Hoy celebramos el Quinto Domingo de Cuaresma: “¿No te he dicho que si crees, verás la gloria de Dios?”
- Santuario San Judas Tadeo

- 22 mar
- 2 min de lectura

En este quinto Domingo de Cuaresma, la Iglesia nos llama a reflexionar en el hecho de que Jesús es la resurrección y la vida. La resurrección de Lázaro es un acontecimiento extraordinario en el ministerio de predicación de Jesús. Él nos revela que su poder va más alla de esta vida. Es un ejemplo del poder de Dios para vencer a la muerte y traer una nueva vida llena de esperanza, incluso en las circunstancias más desesperadas. En este sentido, la historia de la resurrección de Lázaro puede considerarse un símbolo de esperanza у un recordatorio de que siempre existe la posibilidad de redención y renovación, por difícil que parezca nuestra situación.
Oración para el Quinto Domingo de Cuaresma.
Nos encomendamos al poder de Dios y permitimos que nos levante y nos resucite a una nueva vida. Recemos en familia la oración del quinto Domingo de Cuaresma.
Dios, Señor nuestro, con un corazón humilde, nos presentamos ante Ti y nos rendimos a tu soberanía para agradecerte por tu presencia y pedirte que nos cobijes bajo el amparo de tu misericordia, porque Tú no desprecias a un corazón arrepentido. Tú sabes lo que necesitamos para alcanzar la felicidad, la paz y la vida eterna, conoces las luchas que hay en nuestros corazones, pues allí también habitan las sombras espesas de nuestras vanidades, indiferencia y nuestras inclinaciones naturales por ir tras lo pasajero y terrenal.

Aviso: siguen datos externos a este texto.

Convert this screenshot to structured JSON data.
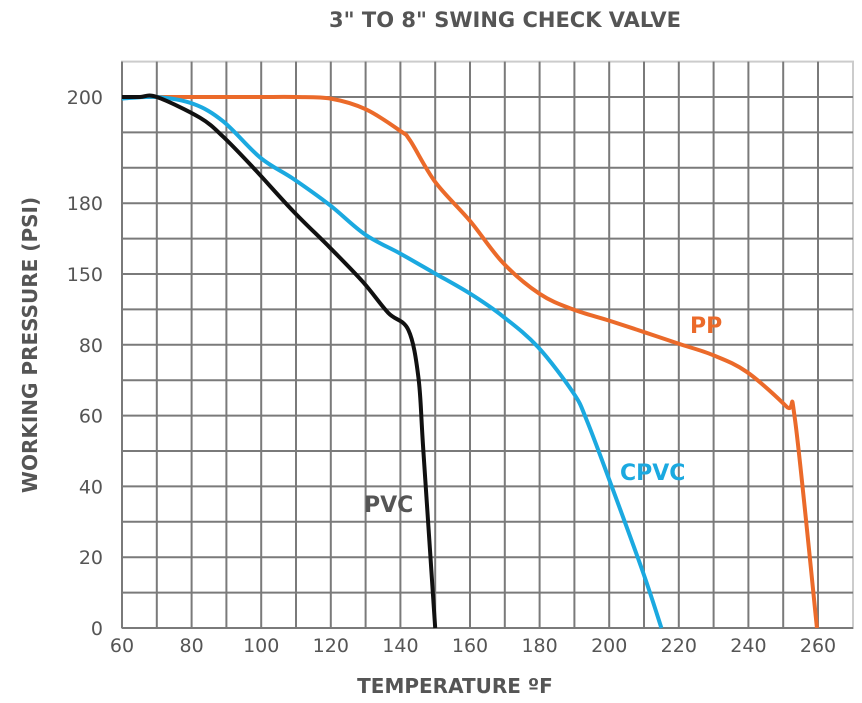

Te rogamos, querido Señor, que les des claridad a nuestras vidas, sencillez a nuestro espíritu y astucia a nuestras mentes, para saber escoger las mejores opciones de vida, esas que solo nos llevan a experimentar tu amor y tu bondad.
Tú eres la resurrección y la vida, quien nos levanta de esas sepulturas en la que hemos estado debido a una vida sin ti. Ponemos nuestra fe en el poder de tu divinidad.
Confiamos en tu propuesta de eternidad, en que si creemos verdaderamente en Ti, resucitaremos a una vida alejada del sufrimiento y de las mortificaciones, porque solo Tú eres el camino, la verdad y la vida.
Solo Tú, Divino Maestro, nos regalas tan dulce amor, no nos abandonas, sales siempre en nuestra defensa y nos fortaleces en la debilidad. No nos condenas cuando caemos, sino que nos impulsas y nos animas a salir adelante.
Ven, Señor, llénanos de tus bendiciones para contar con la fuerza necesaria para seguir
creciendo en tu dirección. Asístenos con tu mano poderosa y ayúdanos a serte fiel en lo mucho y en lo poco, en nuestras tristezas y alegrías. Amén.